Sunday, April 26, 2009

Sex

This post is about the baby's gender, not about my love life.
Around here, asking an expectant mom to share the gender of the baby is very common. I think it's rude and nobody's business and I hate it. But I do know the gender and we are telling people who ask, even though I privately hate them (temporarily) for asking. I won't tell a stranger on the street (then I'll just lie) but I will share with a co-worker or family, for instance.

I guess I'm influenced by the culture of 'evil eye'. I hate also when people congratulate me on being pregnant. I always say 'wait and see.' The real congratulations comes when a healthy baby and a healthy mom are delivered. And the real, real congratulations comes with healthy grandchildren. I'm only pressuring my toddler son a little bit so far, not to worry.

In this case, the gender is not what I wanted. I know, I know, as long as it's healty, etc. And it's true. I'm sure that once the baby is born I will love it no matter what, and gender won't be an issue. (Forgive me, my yet unborn child if you ever read this.

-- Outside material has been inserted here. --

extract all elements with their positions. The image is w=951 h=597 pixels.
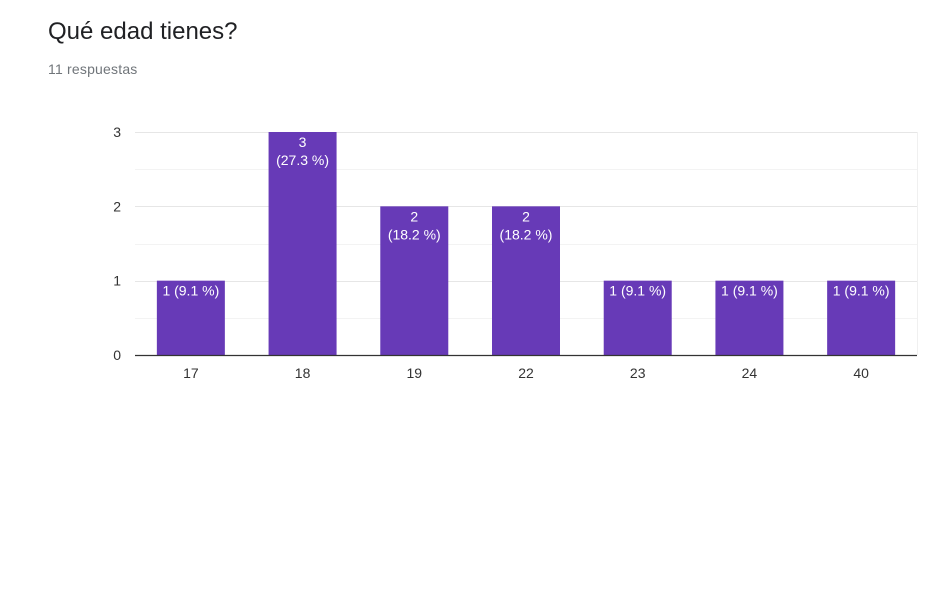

I don't know you yet but I'm sure I will love you deeply and unconditionally). It's just that I was watching a video of someone else's kid and said to myself 'I don't want one of those, I want the other.' DH, who was listening in on my thoughts (they were out loud) reprimanded me. And he's right. And I do want this baby, of course, and I do want it to be healthy and happy and the gender really doesn't matter.

My sister wanted a girl so badly that she cried when she found out she was having a boy. I didn't have that reaction. Of course, now she and the rest of us are all in love with her little guy and couldn't imagine it any other way. Classic.

Of course, there is also just he issue of the mild but ongoing anxiety of 'how can I ever love another chld the way I love my DS?' I probably won't it will probably be entirely different. And that's a good thing. I couldn't imagine loving my DS until he was born either. And now look at me.